Au-delà des expectatives de partisans et détracteurs, il ne semblait pas que ce deuxième long métrage de Ducournau (Paris, 1983) devait escalader jusqu’à le premier prix. Cela a probablement été influencé par le fait que, bien que présidé par Spike Lee, le jury était majoritairement composé de femmes. Et c’est étonnamment la deuxième Palme d’or non attribuée à un homme depuis que Jane Campion a remporté la première pour La leçon de piano en 1993. Nous aurions préféré que le prix revienne à Mia Hansen-Love, également française, pour Bergman Island, car il s’agit d’un film plus solide, d’une cinéaste ayant, pour l’instant, une plus longue carrière. Il est étrange qu’il ne figure même pas dans la liste des lauréats.

Après avoir reçu le prix des mains de l’actrice Sharon Stone, Ducournau a remercié le jury d’avoir « laissé entrer les minorités en récompensant son film ». Dans notre critique de sa présentation, nous avons dit que le film était inégal, tant au niveau de l’intrigue que des relations entre les personnages. Et que c’est comme si David Cronenberg avait voulu faire une suite à son magnifique Crash (1996).
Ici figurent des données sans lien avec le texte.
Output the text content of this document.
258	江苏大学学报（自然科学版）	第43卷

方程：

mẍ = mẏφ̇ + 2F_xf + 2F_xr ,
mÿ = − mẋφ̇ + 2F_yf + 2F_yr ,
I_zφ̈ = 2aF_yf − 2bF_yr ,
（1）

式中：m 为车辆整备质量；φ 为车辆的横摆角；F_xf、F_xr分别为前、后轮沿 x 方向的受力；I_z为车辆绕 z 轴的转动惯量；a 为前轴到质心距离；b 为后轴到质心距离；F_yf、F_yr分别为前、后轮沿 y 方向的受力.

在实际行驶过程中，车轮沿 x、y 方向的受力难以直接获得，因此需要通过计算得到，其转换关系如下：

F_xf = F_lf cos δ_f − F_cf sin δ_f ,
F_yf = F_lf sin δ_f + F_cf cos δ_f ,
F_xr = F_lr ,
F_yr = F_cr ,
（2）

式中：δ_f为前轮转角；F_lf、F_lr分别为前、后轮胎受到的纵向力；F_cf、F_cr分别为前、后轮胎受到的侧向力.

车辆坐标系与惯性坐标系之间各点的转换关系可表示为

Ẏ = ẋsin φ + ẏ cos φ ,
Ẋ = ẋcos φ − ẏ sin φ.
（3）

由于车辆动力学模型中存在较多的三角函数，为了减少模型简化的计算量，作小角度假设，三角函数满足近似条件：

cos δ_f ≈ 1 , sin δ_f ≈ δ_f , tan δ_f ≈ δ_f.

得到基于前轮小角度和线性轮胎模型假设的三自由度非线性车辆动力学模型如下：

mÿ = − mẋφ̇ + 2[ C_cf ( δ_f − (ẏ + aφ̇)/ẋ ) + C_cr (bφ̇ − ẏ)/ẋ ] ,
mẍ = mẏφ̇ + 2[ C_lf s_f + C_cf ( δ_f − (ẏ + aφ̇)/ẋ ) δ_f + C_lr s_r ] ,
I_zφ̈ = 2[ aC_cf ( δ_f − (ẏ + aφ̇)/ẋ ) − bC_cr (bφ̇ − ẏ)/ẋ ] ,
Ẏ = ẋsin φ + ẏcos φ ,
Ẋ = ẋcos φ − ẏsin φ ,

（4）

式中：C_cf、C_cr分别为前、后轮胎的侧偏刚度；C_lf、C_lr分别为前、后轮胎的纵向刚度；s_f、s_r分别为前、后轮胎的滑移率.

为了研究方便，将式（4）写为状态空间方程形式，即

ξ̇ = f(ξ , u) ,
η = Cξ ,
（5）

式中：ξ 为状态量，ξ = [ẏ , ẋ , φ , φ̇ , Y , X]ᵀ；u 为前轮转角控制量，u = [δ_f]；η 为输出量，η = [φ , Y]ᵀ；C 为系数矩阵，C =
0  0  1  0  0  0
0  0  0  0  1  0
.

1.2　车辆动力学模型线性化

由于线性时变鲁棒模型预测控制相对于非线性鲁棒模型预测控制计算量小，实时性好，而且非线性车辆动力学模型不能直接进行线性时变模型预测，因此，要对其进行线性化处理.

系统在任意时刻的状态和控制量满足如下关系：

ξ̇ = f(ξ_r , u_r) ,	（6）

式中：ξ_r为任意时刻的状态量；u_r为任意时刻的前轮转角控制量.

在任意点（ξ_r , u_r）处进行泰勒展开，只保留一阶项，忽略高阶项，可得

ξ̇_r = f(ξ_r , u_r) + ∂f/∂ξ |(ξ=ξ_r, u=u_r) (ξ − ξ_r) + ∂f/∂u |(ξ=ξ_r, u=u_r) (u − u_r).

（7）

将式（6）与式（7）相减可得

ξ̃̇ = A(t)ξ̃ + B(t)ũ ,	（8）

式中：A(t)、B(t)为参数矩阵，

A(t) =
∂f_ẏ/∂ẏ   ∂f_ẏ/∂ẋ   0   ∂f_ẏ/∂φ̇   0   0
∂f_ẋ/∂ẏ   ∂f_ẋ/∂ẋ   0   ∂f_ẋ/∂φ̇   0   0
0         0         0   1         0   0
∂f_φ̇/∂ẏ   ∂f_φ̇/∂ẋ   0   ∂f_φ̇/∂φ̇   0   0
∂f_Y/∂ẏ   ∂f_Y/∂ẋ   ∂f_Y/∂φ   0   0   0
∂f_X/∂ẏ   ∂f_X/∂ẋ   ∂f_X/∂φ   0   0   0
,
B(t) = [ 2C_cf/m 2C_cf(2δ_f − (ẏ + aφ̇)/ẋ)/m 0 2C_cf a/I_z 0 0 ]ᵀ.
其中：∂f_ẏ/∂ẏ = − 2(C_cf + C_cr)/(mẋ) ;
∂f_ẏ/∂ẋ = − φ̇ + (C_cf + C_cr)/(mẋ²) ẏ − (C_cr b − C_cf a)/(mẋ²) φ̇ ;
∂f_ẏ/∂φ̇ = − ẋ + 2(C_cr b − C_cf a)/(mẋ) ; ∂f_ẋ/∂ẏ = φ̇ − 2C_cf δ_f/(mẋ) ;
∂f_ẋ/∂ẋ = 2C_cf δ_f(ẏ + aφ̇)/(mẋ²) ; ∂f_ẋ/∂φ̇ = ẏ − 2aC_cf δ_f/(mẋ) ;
Malgré cela, nous avons été impressionnés par son audace dans le paysage cinématographique français actuel, qui ne se laisse guère porter par les films de genre pour les transcender.

CAROLE BETHUEL | Agathe Rousselle, elle-même journaliste, dans le difficile rôle de la strip-teaseuse dans Titane, de Julia Ducournau
CAROLE BETHUEL | Agathe Rousselle, elle-même journaliste, dans le difficile rôle de la strip-teaseuse dans Titane, de Julia Ducournau

Un jury qui, lors de la remise des prix, a donné lieu à quelques moments comiques, comme lorsque Lee a annoncé par erreur la Palme d’or dès le début. Quand nous disons que la sélection du palmarès est contradictoire, nous le faisons parce qu’un grand film comme Drive my Car, du japonais Ryusuke Hamaguchi, n’a remporté que le Prix du meilleur scénario. Hamaguchi lui-même a rappelé qu’il s’était inspiré d’une nouvelle de Haruki Murakami. L’autre décision incompréhensible est de faire partager le Prix du jury (une sorte de Palme de bronze) ex aequo par Memoria, tourné en Colombie par le thaïlandais hors catégorie Apichatpong Weerasethakul, et le plutôt indigeste Le genou d’Ahed, de l’israélien Nadav Lapid.
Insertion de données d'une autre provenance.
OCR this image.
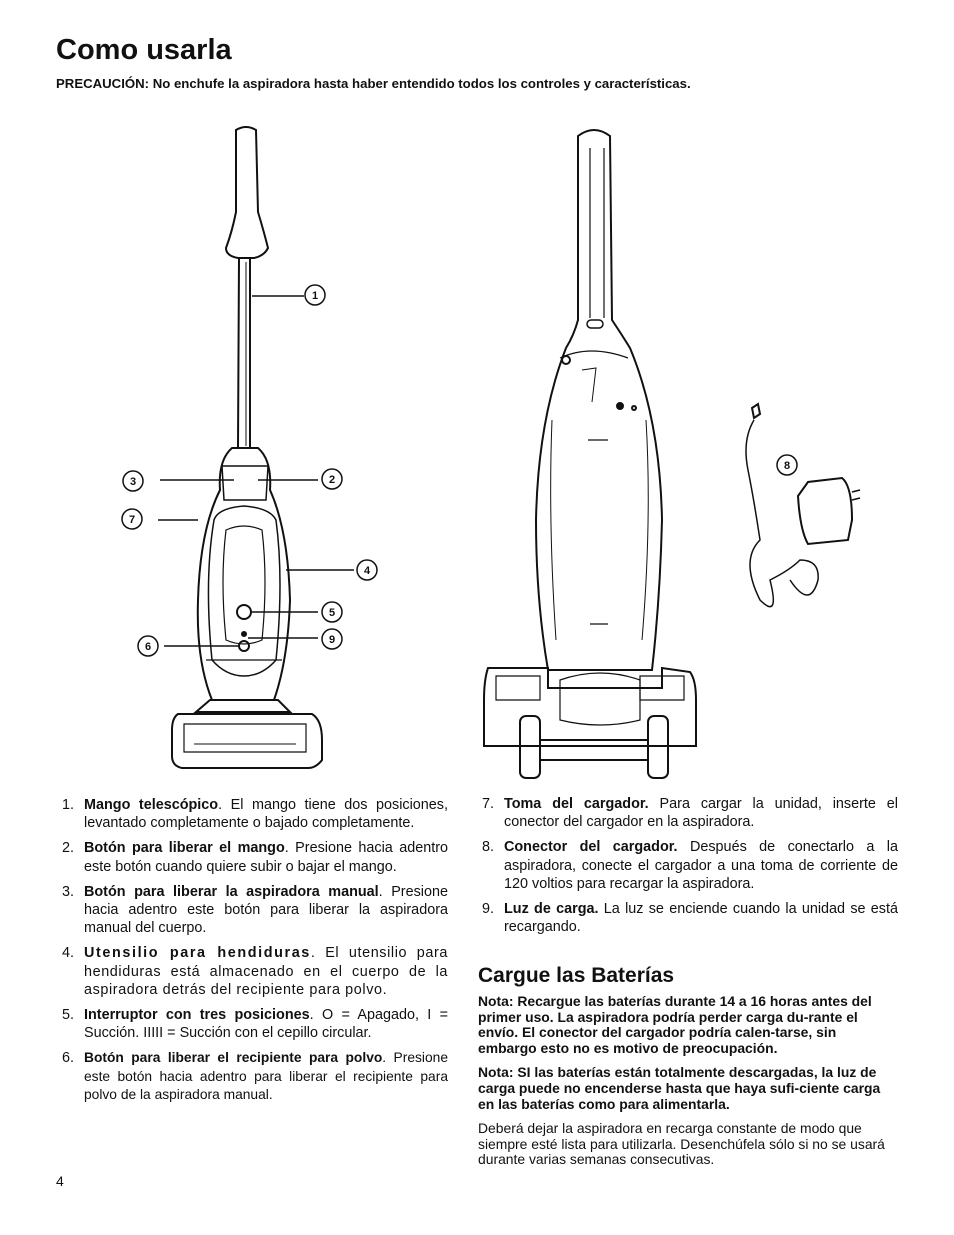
Como usarla
PRECAUCIÓN: No enchufe la aspiradora hasta haber entendido todos los controles y características.
1
2
3
4
5
6
7
8
9
1. Mango telescópico. El mango tiene dos posiciones, levantado completamente o bajado completamente.
2. Botón para liberar el mango. Presione hacia adentro este botón cuando quiere subir o bajar el mango.
3. Botón para liberar la aspiradora manual. Presione hacia adentro este botón para liberar la aspiradora manual del cuerpo.
4. Utensilio para hendiduras. El utensilio para hendiduras está almacenado en el cuerpo de la aspiradora detrás del recipiente para polvo.
5. Interruptor con tres posiciones. O = Apagado, I = Succión. IIIII = Succión con el cepillo circular.
6. Botón para liberar el recipiente para polvo. Presione este botón hacia adentro para liberar el recipiente para polvo de la aspiradora manual.
7. Toma del cargador. Para cargar la unidad, inserte el conector del cargador en la aspiradora.
8. Conector del cargador. Después de conectarlo a la aspiradora, conecte el cargador a una toma de corriente de 120 voltios para recargar la aspiradora.
9. Luz de carga. La luz se enciende cuando la unidad se está recargando.
Cargue las Baterías

Nota: Recargue las baterías durante 14 a 16 horas antes del primer uso. La aspiradora podría perder carga du-rante el envío. El conector del cargador podría calen-tarse, sin embargo esto no es motivo de preocupación.

Nota: SI las baterías están totalmente descargadas, la luz de carga puede no encenderse hasta que haya sufi-ciente carga en las baterías como para alimentarla.

Deberá dejar la aspiradora en recarga constante de modo que siempre esté lista para utilizarla. Desenchúfela sólo si no se usará durante varias semanas consecutivas.

4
Le Grand prix (la Palme d’argent) a également été partagé entre le délicat Compartiment No. 6 du finlandais Juho Kuosmanen et le plus prévisible Un héros du réalisateur iranien Asghar Farhadi. Parmi les plus grands titres de la compétition, seule la comédie musicale Annette de Leos Carax a finalement remporté le Prix du meilleur réalisateur. Curieusement, Carax n’est pas venu chercher le trophée, mais les frères Ron et Russell Mael, membres du groupe vétéran Sparks et auteurs du livret et des compositions, l’ont fait. Le geste de Carax de leur céder le devant de la scène était très élégant. En revanche, le dispositif quasi parfait de The French Dispatch de Wes Anderson n’a rien donné, peut-être parce qu’une telle perfection devient intimidante. À l’opposé, le film Benedetta de Paul Verhoeven et l’imparable Virginie Efira sont également partis les mains vides, et pourtant cela aurait pu aller dans la ligne de récompenser ce qui est politiquement incorrect car le réalisateur remet en cause les tabous du passé et du présent.
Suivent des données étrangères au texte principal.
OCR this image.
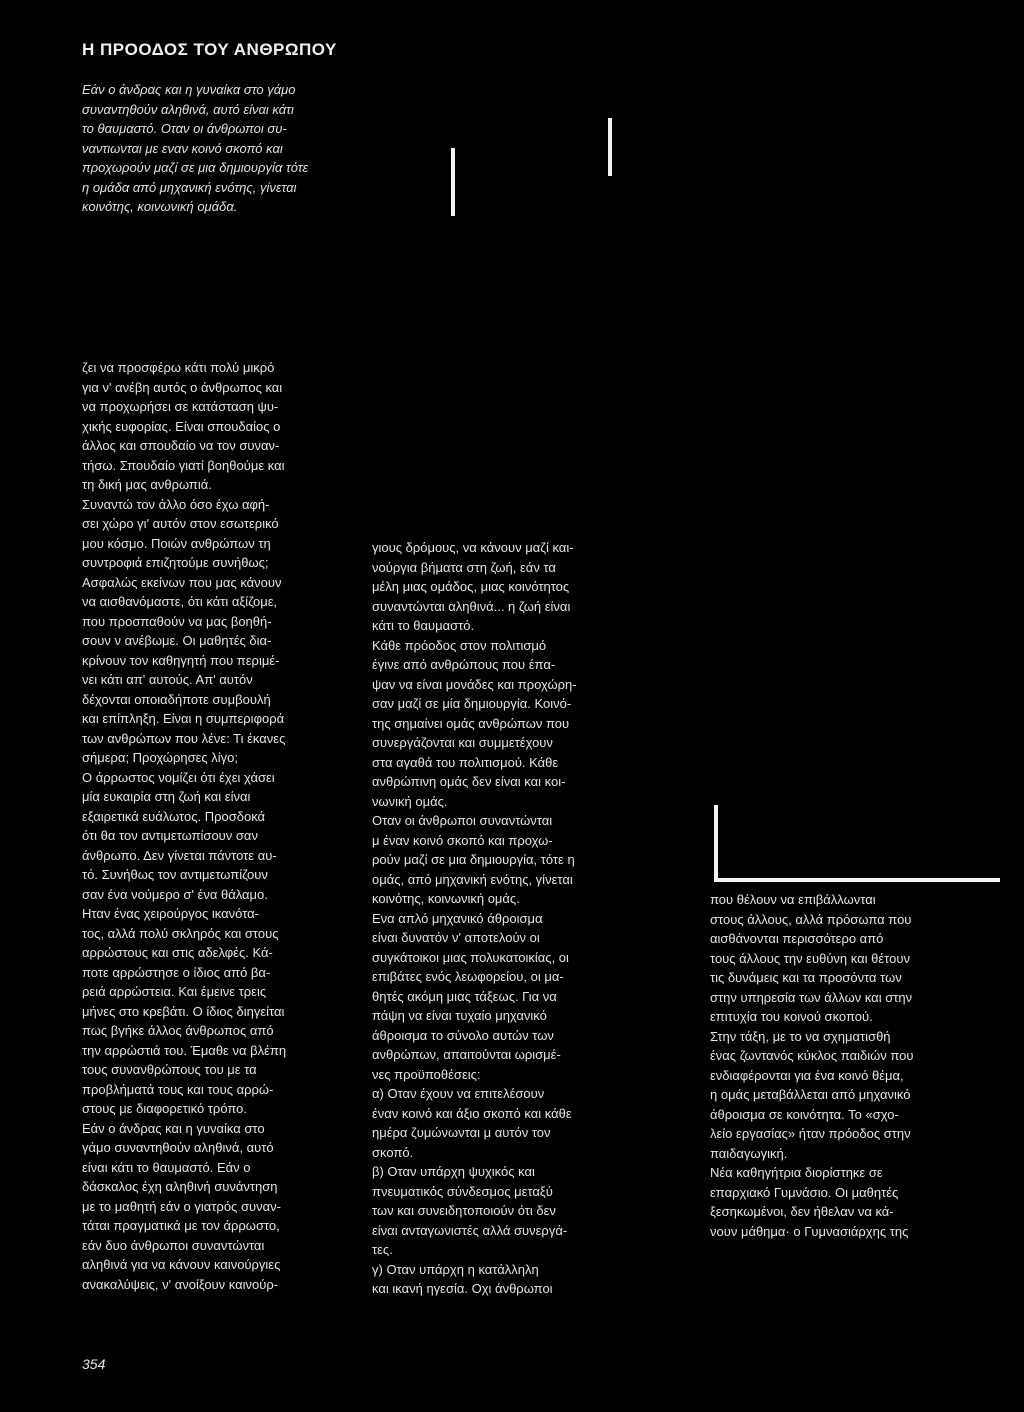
Η ΠΡΟΟΔΟΣ ΤΟΥ ΑΝΘΡΩΠΟΥ
Εάν ο άνδρας και η γυναίκα στο γάμο
συναντηθούν αληθινά, αυτό είναι κάτι
το θαυμαστό. Οταν οι άνθρωποι συ-
ναντιωνται με εναν κοινό σκοπό και
προχωρούν μαζί σε μια δημιουργία τότε
η ομάδα από μηχανική ενότης, γίνεται
κοινότης, κοινωνική ομάδα.
ζει να προσφέρω κάτι πολύ μικρό
για ν' ανέβη αυτός ο άνθρωπος και
να προχωρήσει σε κατάσταση ψυ-
χικής ευφορίας. Είναι σπουδαίος ο
άλλος και σπουδαίο να τον συναν-
τήσω. Σπουδαίο γιατί βοηθούμε και
τη δική μας ανθρωπιά.
Συναντώ τον άλλο όσο έχω αφή-
σει χώρο γι' αυτόν στον εσωτερικό
μου κόσμο. Ποιών ανθρώπων τη
συντροφιά επιζητούμε συνήθως;
Ασφαλώς εκείνων που μας κάνουν
να αισθανόμαστε, ότι κάτι αξίζομε,
που προσπαθούν να μας βοηθή-
σουν ν ανέβωμε. Οι μαθητές δια-
κρίνουν τον καθηγητή που περιμέ-
νει κάτι απ' αυτούς. Απ' αυτόν
δέχονται οποιαδήποτε συμβουλή
και επίπληξη. Είναι η συμπεριφορά
των ανθρώπων που λένε: Τι έκανες
σήμερα; Προχώρησες λίγο;
Ο άρρωστος νομίζει ότι έχει χάσει
μία ευκαιρία στη ζωή και είναι
εξαιρετικά ευάλωτος. Προσδοκά
ότι θα τον αντιμετωπίσουν σαν
άνθρωπο. Δεν γίνεται πάντοτε αυ-
τό. Συνήθως τον αντιμετωπίζουν
σαν ένα νούμερο σ' ένα θάλαμο.
Ηταν ένας χειρούργος ικανότα-
τος, αλλά πολύ σκληρός και στους
αρρώστους και στις αδελφές. Κά-
ποτε αρρώστησε ο ίδιος από βα-
ρειά αρρώστεια. Και έμεινε τρεις
μήνες στο κρεβάτι. Ο ίδιος διηγείται
πως βγήκε άλλος άνθρωπος από
την αρρώστιά του. Έμαθε να βλέπη
τους συνανθρώπους του με τα
προβλήματά τους και τους αρρώ-
στους με διαφορετικό τρόπο.
Εάν ο άνδρας και η γυναίκα στο
γάμο συναντηθούν αληθινά, αυτό
είναι κάτι το θαυμαστό. Εάν ο
δάσκαλος έχη αληθινή συνάντηση
με το μαθητή εάν ο γιατρός συναν-
τάται πραγματικά με τον άρρωστο,
εάν δυο άνθρωποι συναντώνται
αληθινά για να κάνουν καινούργιες
ανακαλύψεις, ν' ανοίξουν καινούρ-
γιους δρόμους, να κάνουν μαζί και-
νούργια βήματα στη ζωή, εάν τα
μέλη μιας ομάδος, μιας κοινότητος
συναντώνται αληθινά... η ζωή είναι
κάτι το θαυμαστό.
Κάθε πρόοδος στον πολιτισμό
έγινε από ανθρώπους που έπα-
ψαν να είναι μονάδες και προχώρη-
σαν μαζί σε μία δημιουργία. Κοινό-
της σημαίνει ομάς ανθρώπων που
συνεργάζονται και συμμετέχουν
στα αγαθά του πολιτισμού. Κάθε
ανθρώπινη ομάς δεν είναι και κοι-
νωνική ομάς.
Οταν οι άνθρωποι συναντώνται
μ έναν κοινό σκοπό και προχω-
ρούν μαζί σε μια δημιουργία, τότε η
ομάς, από μηχανική ενότης, γίνεται
κοινότης, κοινωνική ομάς.
Ενα απλό μηχανικό άθροισμα
είναι δυνατόν ν' αποτελούν οι
συγκάτοικοι μιας πολυκατοικίας, οι
επιβάτες ενός λεωφορείου, οι μα-
θητές ακόμη μιας τάξεως. Για να
πάψη να είναι τυχαίο μηχανικό
άθροισμα το σύνολο αυτών των
ανθρώπων, απαιτούνται ωρισμέ-
νες προϋποθέσεις:
α) Οταν έχουν να επιτελέσουν
έναν κοινό και άξιο σκοπό και κάθε
ημέρα ζυμώνωνται μ αυτόν τον
σκοπό.
β) Οταν υπάρχη ψυχικός και
πνευματικός σύνδεσμος μεταξύ
των και συνειδητοποιούν ότι δεν
είναι ανταγωνιστές αλλά συνεργά-
τες.
γ) Οταν υπάρχη η κατάλληλη
και ικανή ηγεσία. Οχι άνθρωποι
που θέλουν να επιβάλλωνται
στους άλλους, αλλά πρόσωπα που
αισθάνονται περισσότερο από
τους άλλους την ευθύνη και θέτουν
τις δυνάμεις και τα προσόντα των
στην υπηρεσία των άλλων και στην
επιτυχία του κοινού σκοπού.
Στην τάξη, με το να σχηματισθή
ένας ζωντανός κύκλος παιδιών που
ενδιαφέρονται για ένα κοινό θέμα,
η ομάς μεταβάλλεται από μηχανικό
άθροισμα σε κοινότητα. Το «σχο-
λείο εργασίας» ήταν πρόοδος στην
παιδαγωγική.
Νέα καθηγήτρια διορίστηκε σε
επαρχιακό Γυμνάσιο. Οι μαθητές
ξεσηκωμένοι, δεν ήθελαν να κά-
νουν μάθημα· ο Γυμνασιάρχης της
354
Quant aux interprétations, deux films émergent à la surface, dont l’un au moins méritait clairement d’être primé. Julia (en douze chapitres) de Joachim Trier, pour lequel la norvégienne Renate Reinsve a remporté le Prix de la meilleure actrice. Celui de la meilleure interprétation masculine a été attribué à Caleb Landry Jones, qui porte le poids de l’ingrat Nitram de Justin Kurzel. Avec cette nouvelle victoire, Landry Jones relance d’avantage sa carrière sur le circuit indépendant du cinéma et de la musique

Si un autre film manque au palmarès, c’est Haut et court du réalisateur marocain Nabil Ayouch. Bien qu’il s’agisse d’un témoignage frais et sincère de ces jeunes maghrébins qui veulent se défaire de leurs chaînes politiques, religieuses et sociales à l’aide du rap, il ne semble pas, du moins à cette occasion, que Lee ait eu suffisamment d’influence sur les autres membres du jury. Lors de la cérémonie de remise des prix, une Palme d’or d’honneur a également été décernée au cinéaste italien Marco Bellocchio (Bonnio, 1939), qu’il a reçue de son compatriote Paolo Sorrentino. Une cérémonie qui, malgré les maladresses de Lee (jusqu’à trois fois), a en quelque sorte reflété ce monde qui se dit post-pandémique mais qui nous réserve encore bien des surprises.

PALMARÈS CANNES 2021

Palme d’or : Titane, de Julia Ducournau (France)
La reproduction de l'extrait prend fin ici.